Au petit déjeuner, il nous fut remis nos emplois du temps pour le reste de l'année. Je commençais la journée à 8 heures par deux heures de potions en commun avec les PigeonDor. Merveilleux.
N'ayant pas pu pratiquer les potions pendant l'été, j'étais tout de même curieux sur la pratique de cette matière mais je resta en admiration devant le petit monologue de Snape. Les potions semblaient avoir une infinité de possibilité dans leurs utilisations, que ce soit guérir ou tuer, contrôler un corps ou esprit, faire pousser une plante ou rendre chanceux, et ce n'était encore que le début. J'ai lu que les grands potionnistes pouvaient se consacrer à la recherche pour soit améliorer les potions existantes soit en créer de nouvelles, élargissant ainsi toujours plus la gamme des possibles.
Malgré son commentaire que je trouva légèrement déplacé sur ma 'célébrité' et les évidentes questions destinées à m'humilier, bien que j'y répondis parfaitement, le cours se passa plutôt bien, je réussis ma première potion avec un brin de fierté. Un chaudron explosa chez les Griffons qui perdirent plus de point qu'ils en avez déjà.
Je ne pouvais pas en dire autant de bien des cours d'histoire de la magie. Le programme de toute l'année ne portait que sur un sujet : les guerres et révolutions gobelines. Le fantôme que nous l'enseigner prenait, de mon avis, un malin plaisir à parler de la voix la plus monotone et soporifique qu'il pouvait. Même Mort, s'assoupit dans son coin après seulement quelques minutes de cours. Ce qui était plutôt comique à voir, la grande Mort flottant comme à son habitude dans les aires, la tête dodelinant d'avant en arrière combattant vainement le sommeil provoqué par le demi fantôme. J'eus droit à quelques regards de la part de quelques personnes, sûrement me croyaient-ils fou pour sourire tout seul en fixant un coin vide de la pièce.
Les cours de sortilège furent les plus intéressants, bien que légèrement ennuyeux. Les sorts me venaient naturellement car je les avais déjà pratiqué pendant l'été, il me fallut quelques temps pour m'habituer à utiliser ma baguette mais une fois fait, je la ressentait alors plus comme le prolongement de ma main que comme un outil. Le professeur savait comment intéresser les élèves à sa matière et n'hésitait pas de temps en temps à faire une blague ou deux.
Les cours de métamorphose furent quelques peu différent, McDonagall au début du cours se réprimanda un roux qui arriva en retard. Elle surprit tout le monde en se transformant en humain alors qu'elle était, une minute avant, sous le forme d'un chat.
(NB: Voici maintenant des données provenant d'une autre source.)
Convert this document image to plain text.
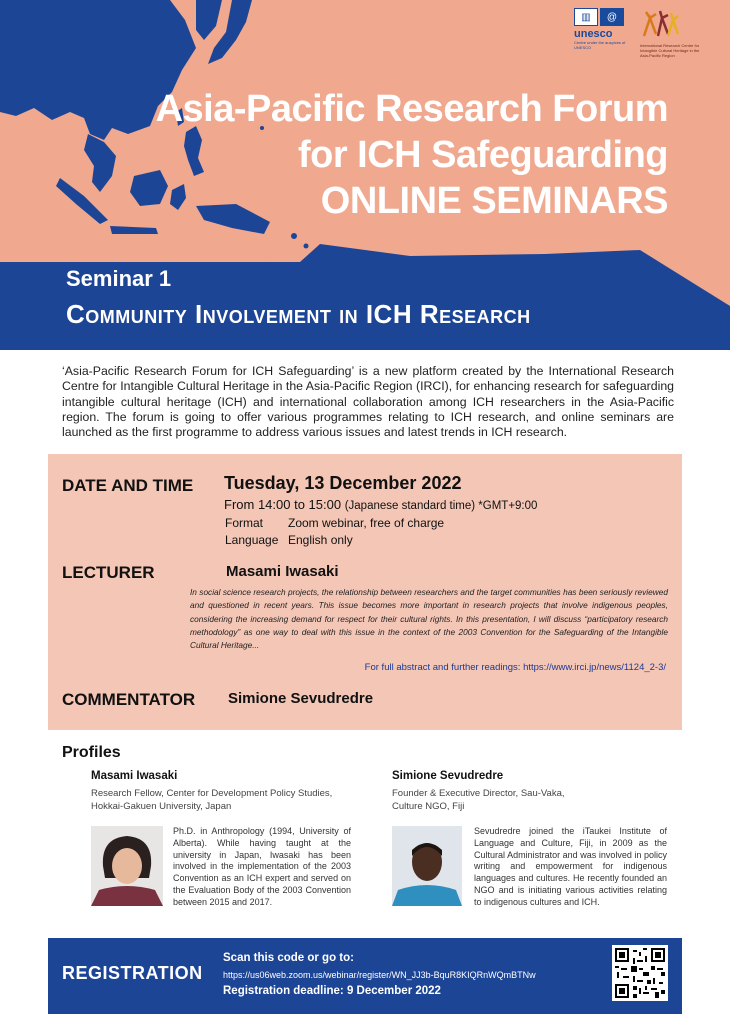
▥	@
unesco
Centre under the auspices of UNESCO	International Research Centre for Intangible Cultural Heritage in the Asia-Pacific Region
Asia-Pacific Research Forum
for ICH Safeguarding
ONLINE SEMINARS
Seminar 1
Community Involvement in ICH Research

‘Asia-Pacific Research Forum for ICH Safeguarding’ is a new platform created by the International Research Centre for Intangible Cultural Heritage in the Asia-Pacific Region (IRCI), for enhancing research for safeguarding intangible cultural heritage (ICH) and international collaboration among ICH researchers in the Asia-Pacific region. The forum is going to offer various programmes relating to ICH research, and online seminars are launched as the first programme to address various issues and latest trends in ICH research.

DATE AND TIME Tuesday, 13 December 2022
From 14:00 to 15:00 (Japanese standard time) *GMT+9:00
Format Zoom webinar, free of charge
Language English only
LECTURER	Masami Iwasaki

In social science research projects, the relationship between researchers and the target communities has been seriously reviewed and questioned in recent years. This issue becomes more important in research projects that involve indigenous peoples, considering the increasing demand for respect for their cultural rights. In this presentation, I will discuss “participatory research methodology” as one way to deal with this issue in the context of the 2003 Convention for the Safeguarding of the Intangible Cultural Heritage...

For full abstract and further readings: https://www.irci.jp/news/1124_2-3/
COMMENTATOR Simione Sevudredre
Profiles
Masami Iwasaki
Research Fellow, Center for Development Policy Studies, Hokkai-Gakuen University, Japan

Ph.D. in Anthropology (1994, University of Alberta). While having taught at the university in Japan, Iwasaki has been involved in the implementation of the 2003 Convention as an ICH expert and served on the Evaluation Body of the 2003 Convention between 2015 and 2017.

Simione Sevudredre
Founder & Executive Director, Sau-Vaka, Culture NGO, Fiji

Sevudredre joined the iTaukei Institute of Language and Culture, Fiji, in 2009 as the Cultural Administrator and was involved in policy writing and empowerment for indigenous languages and cultures. He recently founded an NGO and is initiating various activities relating to indigenous cultures and ICH.

REGISTRATION
Scan this code or go to:
https://us06web.zoom.us/webinar/register/WN_JJ3b-BquR8KIQRnWQmBTNw
Registration deadline: 9 December 2022
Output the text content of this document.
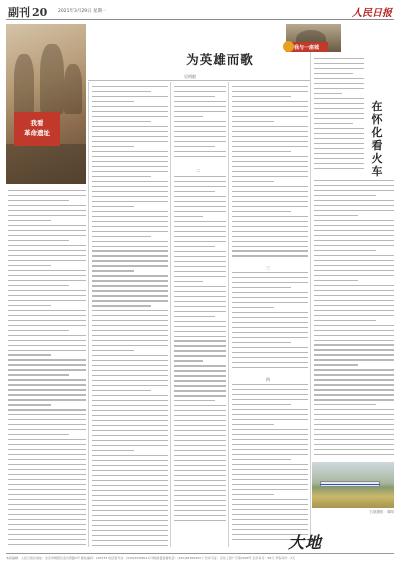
副刊 20 2021年3月29日 星期一	人民日报
我看
革命遗址
为英雄而歌
吴明毅
二
三
四
我与一座城
在
怀
化
看
火
车
右图摄影：谭明
大地
本版编辑：人民日报社地址：北京市朝阳区金台西路2号 邮政编码：100733 电话查号台：(010)65368114 印刷质量监督电话：(010)65369463 广告许可证：京东工商广字第0098号 定价每月：58元 零售每份：2元
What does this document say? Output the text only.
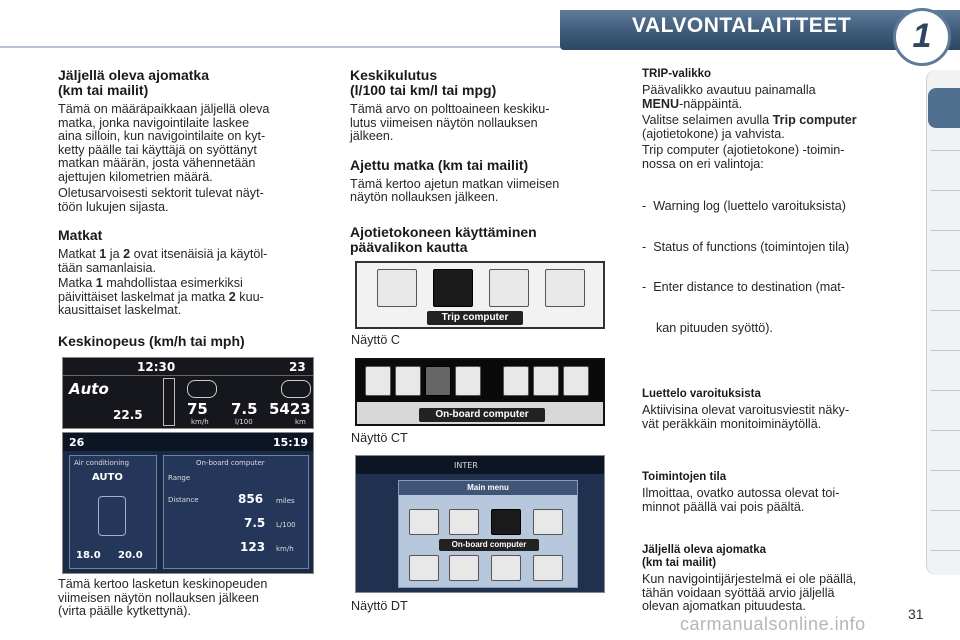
VALVONTALAITTEET	1
Jäljellä oleva ajomatka
(km tai mailit)
Tämä on määräpaikkaan jäljellä oleva
matka, jonka navigointilaite laskee
aina silloin, kun navigointilaite on kyt-
ketty päälle tai käyttäjä on syöttänyt
matkan määrän, josta vähennetään
ajettujen kilometrien määrä.
Oletusarvoisesti sektorit tulevat näyt-
töön lukujen sijasta.
Matkat
Matkat 1 ja 2 ovat itsenäisiä ja käytöl-
tään samanlaisia.
Matka 1 mahdollistaa esimerkiksi
päivittäiset laskelmat ja matka 2 kuu-
kausittaiset laskelmat.
Keskinopeus (km/h tai mph)
12:30	23
Auto
22.5	75
km/h
7.5
l/100
5423
km
26	15:19
Air conditioning
AUTO
18.0 20.0
On-board computer
Range
Distance	856 miles
7.5 L/100
123 km/h
Tämä kertoo lasketun keskinopeuden
viimeisen näytön nollauksen jälkeen
(virta päälle kytkettynä).
Keskikulutus
(l/100 tai km/l tai mpg)
Tämä arvo on polttoaineen keskiku-
lutus viimeisen näytön nollauksen
jälkeen.
Ajettu matka (km tai mailit)
Tämä kertoo ajetun matkan viimeisen
näytön nollauksen jälkeen.
Ajotietokoneen käyttäminen
päävalikon kautta
Trip computer
Näyttö C
On-board computer
Näyttö CT
INTER
Main menu
On-board computer
Näyttö DT
TRIP-valikko
Päävalikko avautuu painamalla
MENU-näppäintä.
Valitse selaimen avulla Trip computer
(ajotietokone) ja vahvista.
Trip computer (ajotietokone) -toimin-
nossa on eri valintoja:

-  Warning log (luettelo varoituksista)

-  Status of functions (toimintojen tila)

-  Enter distance to destination (mat-

kan pituuden syöttö).

Luettelo varoituksista
Aktiivisina olevat varoitusviestit näky-
vät peräkkäin monitoiminäytöllä.
Toimintojen tila
Ilmoittaa, ovatko autossa olevat toi-
minnot päällä vai pois päältä.
Jäljellä oleva ajomatka
(km tai mailit)
Kun navigointijärjestelmä ei ole päällä,
tähän voidaan syöttää arvio jäljellä
olevan ajomatkan pituudesta.
carmanualsonline.info	31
Snape ne faisait pas dans l'impartialité et ne le cachait pas mais McDonagall avantageait ses rouges et ors d'une autre manière, beaucoup plus discrète. Peut-être ne le remarquait-elle même pas mais elle passait beaucoup plus de temps au côté d'élèves de sa maison, les encourageant et les aidant d'avantage.
Je me posais aussi des questions sur l'utilité de sa matière. Était ce vraiment utile d'apprendre à changer une allumette en aiguille ? D'ailleurs le sorcier qui inventa ce sort devait vraiment n'avoir rien d'autre à faire de sa vie.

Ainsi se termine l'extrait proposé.